Kansas Snapshots by Gloria Freeland - Sept. 23, 2011


To do, or not to do? THAT is the question!

Last Saturday when I awoke, my to-do list began percolating in my brain. First on the list was to take Cookie, our 14-year-old calico cat, to the vet for her annual exam and shots.

The next items were writing my column, sending September birthday and anniversary cards, paying bills and straightening up around the house.

Then my mind drifted to my list of less-immediate projects: painting our bedroom, getting new carpet, landscaping the yard, repairing the deck and others.

Somewhat frustrated by the number of tasks at home, my attention shifted to work. The annual Huck Boyd lecture would be Tuesday and a number of last-minute details needed my attention. Thursday, I would head to Albuquerque to lead a symposium at a national newspaper convention. That involved public speaking - not a favorite task for an introvert like me. And, of course, there were the routine obligations - evaluating student papers and posting the grades online, helping a student with a DVD and others.

By the time I completed my mental assessment of what lay ahead, I was fully awake with a headache and my stomach in knots.

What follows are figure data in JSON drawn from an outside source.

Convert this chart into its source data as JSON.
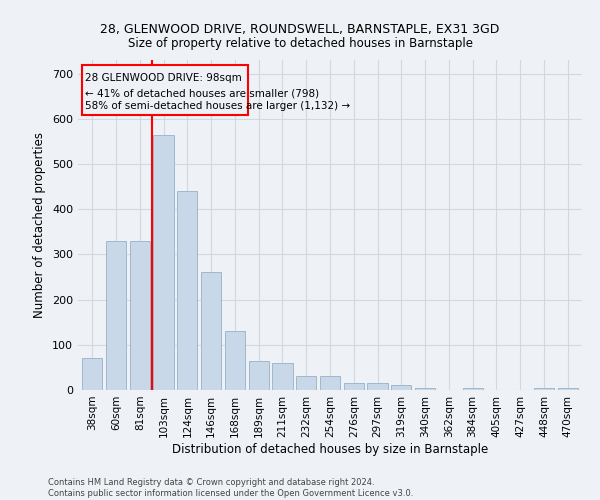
{
  "title1": "28, GLENWOOD DRIVE, ROUNDSWELL, BARNSTAPLE, EX31 3GD",
  "title2": "Size of property relative to detached houses in Barnstaple",
  "xlabel": "Distribution of detached houses by size in Barnstaple",
  "ylabel": "Number of detached properties",
  "categories": [
    "38sqm",
    "60sqm",
    "81sqm",
    "103sqm",
    "124sqm",
    "146sqm",
    "168sqm",
    "189sqm",
    "211sqm",
    "232sqm",
    "254sqm",
    "276sqm",
    "297sqm",
    "319sqm",
    "340sqm",
    "362sqm",
    "384sqm",
    "405sqm",
    "427sqm",
    "448sqm",
    "470sqm"
  ],
  "values": [
    70,
    330,
    330,
    565,
    440,
    260,
    130,
    65,
    60,
    30,
    30,
    15,
    15,
    10,
    5,
    0,
    5,
    0,
    0,
    5,
    5
  ],
  "bar_color": "#c8d8e8",
  "bar_edge_color": "#a0b8cc",
  "property_bar_index": 3,
  "annotation_line1": "28 GLENWOOD DRIVE: 98sqm",
  "annotation_line2": "← 41% of detached houses are smaller (798)",
  "annotation_line3": "58% of semi-detached houses are larger (1,132) →",
  "ylim": [
    0,
    730
  ],
  "yticks": [
    0,
    100,
    200,
    300,
    400,
    500,
    600,
    700
  ],
  "footer1": "Contains HM Land Registry data © Crown copyright and database right 2024.",
  "footer2": "Contains public sector information licensed under the Open Government Licence v3.0.",
  "bg_color": "#eef2f7",
  "grid_color": "#d0d8e4"
}
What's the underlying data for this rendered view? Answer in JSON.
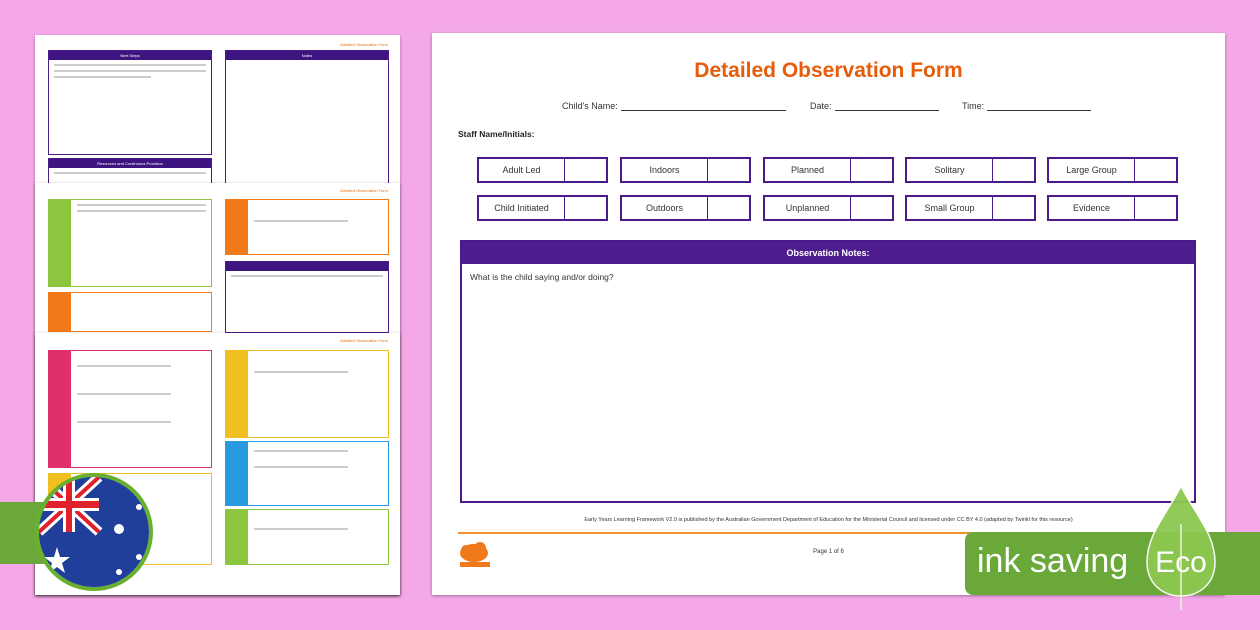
{
  "thumbnails": {
    "header": "Detailed Observation Form",
    "next_steps": "Next Steps",
    "notes": "Notes",
    "resources": "Resources and Continuous Provision"
  },
  "form": {
    "title": "Detailed Observation Form",
    "childs_name_label": "Child's Name:",
    "date_label": "Date:",
    "time_label": "Time:",
    "staff_label": "Staff Name/Initials:",
    "options_row1": [
      "Adult Led",
      "Indoors",
      "Planned",
      "Solitary",
      "Large Group"
    ],
    "options_row2": [
      "Child Initiated",
      "Outdoors",
      "Unplanned",
      "Small Group",
      "Evidence"
    ],
    "notes_header": "Observation Notes:",
    "notes_prompt": "What is the child saying and/or doing?",
    "credit": "Early Years Learning Framework V2.0 is published by the Australian Government Department of Education for the Ministerial Council and licensed under CC BY 4.0 (adapted by Twinkl for this resource)",
    "page": "Page 1 of 6",
    "logo": "twinkl"
  },
  "badge": {
    "text": "ink saving",
    "eco": "Eco"
  },
  "colors": {
    "background": "#f5a8e8",
    "purple": "#4e1d8e",
    "orange": "#e65c0a",
    "eco_green": "#6aa83a"
  },
  "icons": {
    "flag": "australia-flag-icon",
    "leaf": "leaf-icon"
  }
}
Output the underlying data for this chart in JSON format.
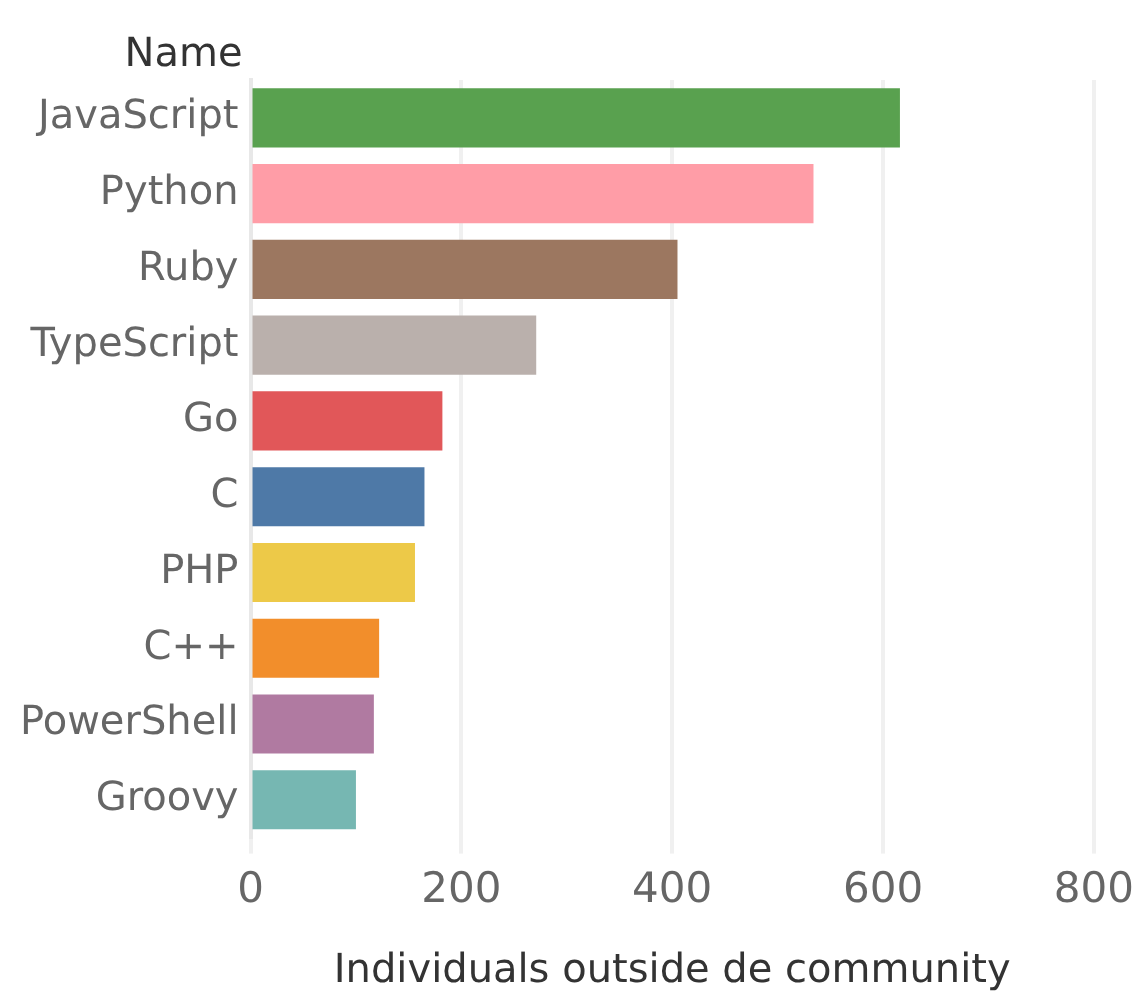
{
  "chart_data": {
    "type": "bar",
    "orientation": "horizontal",
    "ylabel": "Name",
    "xlabel": "Individuals outside de community",
    "categories": [
      "JavaScript",
      "Python",
      "Ruby",
      "TypeScript",
      "Go",
      "C",
      "PHP",
      "C++",
      "PowerShell",
      "Groovy"
    ],
    "values": [
      616,
      534,
      405,
      271,
      182,
      165,
      156,
      122,
      117,
      100
    ],
    "colors": [
      "#59a14f",
      "#ff9da7",
      "#9c7760",
      "#bab0ac",
      "#e15759",
      "#4e79a7",
      "#edc948",
      "#f28e2b",
      "#b07aa1",
      "#76b7b2"
    ],
    "xlim": [
      0,
      800
    ],
    "xticks": [
      0,
      200,
      400,
      600,
      800
    ],
    "grid": "x"
  }
}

"I hate it that no matter what day of the week it is, I start thinking of my to-do list," I told husband Art. "It seems that I can't ever really relax."

"Take a deep breath," he said calmly. "You know you don't HAVE to do all those things on your list today."

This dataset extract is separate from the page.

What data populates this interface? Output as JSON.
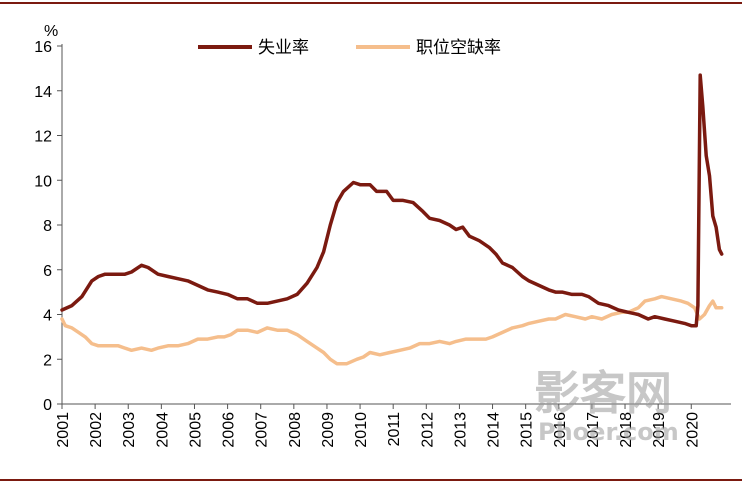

"But it just seems like there are so many things to do and not enough hours in the day to do them," I responded, waving my arms in frustration and flopping back down on the pillow.

"That's just life," he said.

Much as I hate to admit it, he's right. No matter how many things we complete, there will always be more to do.

Art's shift in attitude started the summer before last while we were in Wisconsin. We had a bunch of projects we wanted to do on our cottage, but since it was also our vacation time, fun things were at the top of our priority list. Yet when our time was over, he was surprised to find he had finished all the tasks, but it hadn't felt as if he had worked much at all.

He decided to try the same approach at work. Whenever he became tired of some task, he'd stop and work awhile on something he enjoyed more. He said he was apprehensive he might spend too much time doing what he wanted to do and not enough doing what needed to be done. But he discovered that didn't happen. Instead, he attacked less-enjoyable tasks with such increased vigor that he completed as much in a day as he ever had. The big difference was he enjoyed the day much more.

"I would do well to follow his lead," I told myself.

So I took a deep breath, got out of bed, had a cup of coffee and asked Art to make me his "breakfast pizza" concoction. He fries both sides of a piece of bread lightly in olive oil and then tops one side with shredded cheese. Just as the cheese begins to melt, he adds a thin layer of salsa, and tops that with sauteed orange, green and yellow peppers along with some sauteed onions and a dash of garlic salt. I like it as much for its pretty colors as its taste!

After breakfast, we put Cookie into a carrier - something she resisted mightily. But soon, I was off to the vet's office.

While the vet ran some tests, I began reading the notices about feline ailments. Soon my attention was drawn to a photo of a kitten rolled over on its side with one leg in the air. The photo was accompanied by a quote, attributed to poet and art critic Guillaume Apollinaire:


"Now and then it's good to pause in our pursuit of happiness and just be happy."


I smiled. Was that appropriately timed or what?

I returned home with Cookie and started doing whatever came to mind instead of following a list. I did the breakfast dishes and washed a load of laundry. But I also planted a "baby orchid" a friend gave me and a purple violet that had caught my eye in the store a few days earlier.

Later, I went back into town to run a few errands. I picked up some items I had taken to a local frame shop earlier in the week, smiled as I passed the thousands of purple-clad fans at the K-State football stadium, had dinner with Art and our two girls, shopped with youngest daughter Katie and stopped to see Mom.

Following his own advice, Art had spent a couple of hours scanning a book for his high school class's 50th reunion next year. When he tired of that, he switched to doing family history. Eventually he tired of that as well, so he shut the computer down and asked me to help him finish a repair on our plumbing he had started two weeks earlier. He considered that to be work. For me, it was mindless as all I had to do was hold the flashlight.

After that, Katie, who had come home for the night, and I watched an X-Men movie. It was well after midnight when we all headed off for bed.

Reflecting on the day, I thought about how most of us don't enjoy being told what to do. And a to-do list can easily become a set of orders to be executed. Stopping to do something I enjoy can feel as if I'm wasting time or being irresponsible.

But by giving myself the freedom to do what came to mind next, rather than rigidly following my list, I discovered I had truly enjoyed the day. Somehow, all the tasks I had dreaded seemed far less daunting. And some even became downright enjoyable.

An old expression by Chinese philosopher Lao-tzu says "a journey of a thousand miles begins with a single step." The idea is if people focus on the goal, it can be overwhelming. But if they instead just start, they will still arrive at the destination, but the trip will be much more enjoyable.

I guess my lists aren't much different. Now when I look at an item, I just ask, "to do, or not to do?" That is the question!